Mark Carney (of the Bank of England and the Bank of Canada) and Bill Winters (CEO of Standard Chartered) have populated a vast task force of experts from multiple industries to build out a functioning carbon-offset market. It's a market that Carney himself says could be worth $100 billion by the end of the 2020s. So why is not much happening? This Bloomberg investigation points to disagreement and haggling—on many of the very fundamental issues at hand. Meanwhile, the clock is ticking. “The more time passes, the more pressure there is,” says one participant. Bloomberg 

Bad News

The amount of CO2 in the atmosphere once again hit an all-time record in May—despite the initial drop in demand for energy (and emissions) due to the pandemic and its ensuing lockdowns. Measurements taken from atop a volcano in Hawaii showed CO2 averaged 419 parts per million that month, surpassing the previous high set in May 2020. New York Times 

The campaign for rewilding 

Efforts to reimagine Britain's parks to better support biodiversity are picking up steam—in my local South London park, tidy lawn is interspersed with chunks of unruly grass and native wildflowers, buzzing with bees—and now conservationists are looking to the Royal Family to set an example. It's not such a strange idea; Prince Charles' great loves are organic vegetables and gardens, and the family still owns sprawling estates across the country. The Guardian 

The battle for green talent 

For a long time, the battle for green jobs sounded (at least in North America) like this: people would be happy to take green jobs, if only they actually existed. Now, the opposite problem is growing: as the renewable sector takes off, there's a battle for the specialized talent needed for the industry, with some students (especially in Europe) being recruited while they're still in school. “The renewable sector, given the massive amount of growth that is expected, doesn’t have enough people," said one executive. Bloomberg

Disaster relief

When natural disasters strike Americans‚ who gets the most help? The Times takes the story of two neighbors in southwest Louisiana, both of whom got FEMA payouts after a hurricane ripped through their neighborhood last year, causing nearly identical damage to their homes. One neighbor got $17,000 in aid, the other got $7,000. The first neighbor is white, the second is Black.

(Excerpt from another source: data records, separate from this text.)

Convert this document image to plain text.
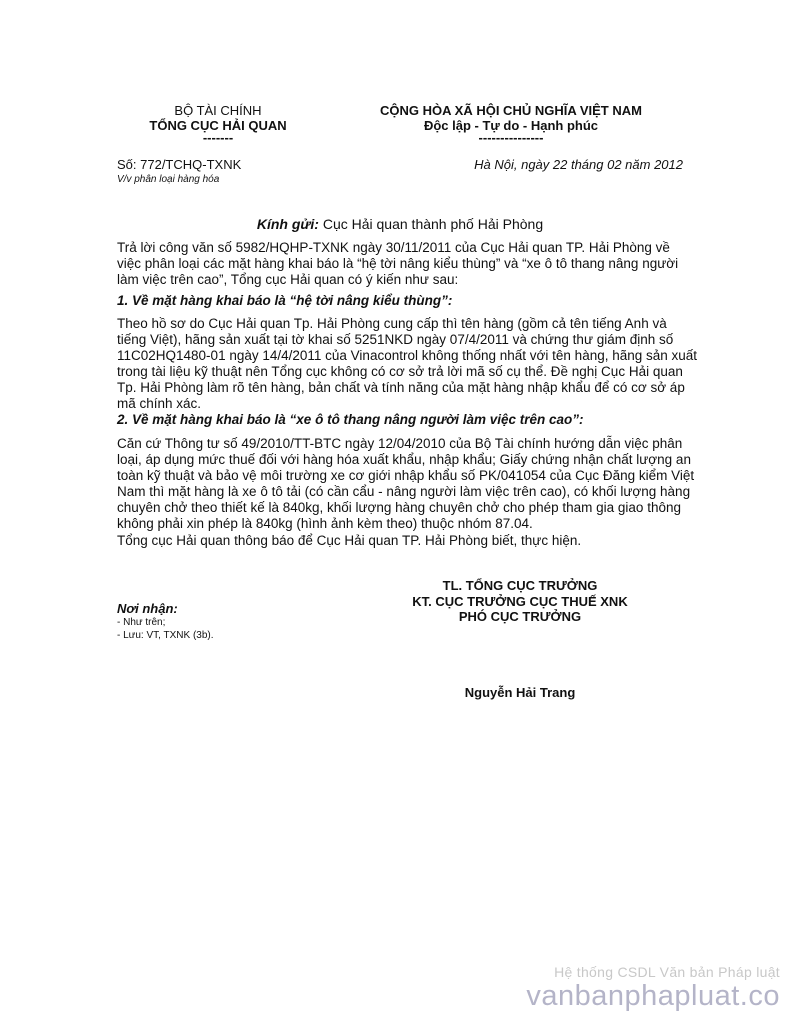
BỘ TÀI CHÍNH
TỔNG CỤC HẢI QUAN
-------
CỘNG HÒA XÃ HỘI CHỦ NGHĨA VIỆT NAM
Độc lập - Tự do - Hạnh phúc
---------------
Số: 772/TCHQ-TXNK	Hà Nội, ngày 22 tháng 02 năm 2012
V/v phân loại hàng hóa
Kính gửi: Cục Hải quan thành phố Hải Phòng
Trả lời công văn số 5982/HQHP-TXNK ngày 30/11/2011 của Cục Hải quan TP. Hải Phòng về
việc phân loại các mặt hàng khai báo là “hệ tời nâng kiểu thùng” và “xe ô tô thang nâng người
làm việc trên cao”, Tổng cục Hải quan có ý kiến như sau:
1. Về mặt hàng khai báo là “hệ tời nâng kiểu thùng”:
Theo hồ sơ do Cục Hải quan Tp. Hải Phòng cung cấp thì tên hàng (gồm cả tên tiếng Anh và
tiếng Việt), hãng sản xuất tại tờ khai số 5251NKD ngày 07/4/2011 và chứng thư giám định số
11C02HQ1480-01 ngày 14/4/2011 của Vinacontrol không thống nhất với tên hàng, hãng sản xuất
trong tài liệu kỹ thuật nên Tổng cục không có cơ sở trả lời mã số cụ thể. Đề nghị Cục Hải quan
Tp. Hải Phòng làm rõ tên hàng, bản chất và tính năng của mặt hàng nhập khẩu để có cơ sở áp
mã chính xác.
2. Về mặt hàng khai báo là “xe ô tô thang nâng người làm việc trên cao”:
Căn cứ Thông tư số 49/2010/TT-BTC ngày 12/04/2010 của Bộ Tài chính hướng dẫn việc phân
loại, áp dụng mức thuế đối với hàng hóa xuất khẩu, nhập khẩu; Giấy chứng nhận chất lượng an
toàn kỹ thuật và bảo vệ môi trường xe cơ giới nhập khẩu số PK/041054 của Cục Đăng kiểm Việt
Nam thì mặt hàng là xe ô tô tải (có cần cẩu - nâng người làm việc trên cao), có khối lượng hàng
chuyên chở theo thiết kế là 840kg, khối lượng hàng chuyên chở cho phép tham gia giao thông
không phải xin phép là 840kg (hình ảnh kèm theo) thuộc nhóm 87.04.
Tổng cục Hải quan thông báo để Cục Hải quan TP. Hải Phòng biết, thực hiện.
TL. TỔNG CỤC TRƯỞNG
KT. CỤC TRƯỞNG CỤC THUẾ XNK
PHÓ CỤC TRƯỞNG
Nguyễn Hải Trang
Nơi nhận:
- Như trên;
- Lưu: VT, TXNK (3b).
Hệ thống CSDL Văn bản Pháp luật
vanbanphapluat.co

Now, FEMA is wrestling with why this stark disparity exists—and how to fix it. New York Times

IN CASE YOU MISSED IT

We're eating more meat than ever, and it's a big problem for climate change by Kat Eschner

Germany failed to protect citizens from cancer-causing diesel air pollution, EU court rules by Christiaan Hetzner

'Ugly' produce is finally finding a second life on the shelves of major grocery chains by Danielle Bernabe 

CLOSING NUMBER

75 

That's how many miles a year on average desertification is edging up into northern Mongolia, driven by a sharp temperature rise and pollution from mining and other local industries. That's helped fuel the worst sand storms in a decade, with sand floating the next day into Beijing, 600 miles away. "It was dark like the night," one herder told NPR. "I thought I would die."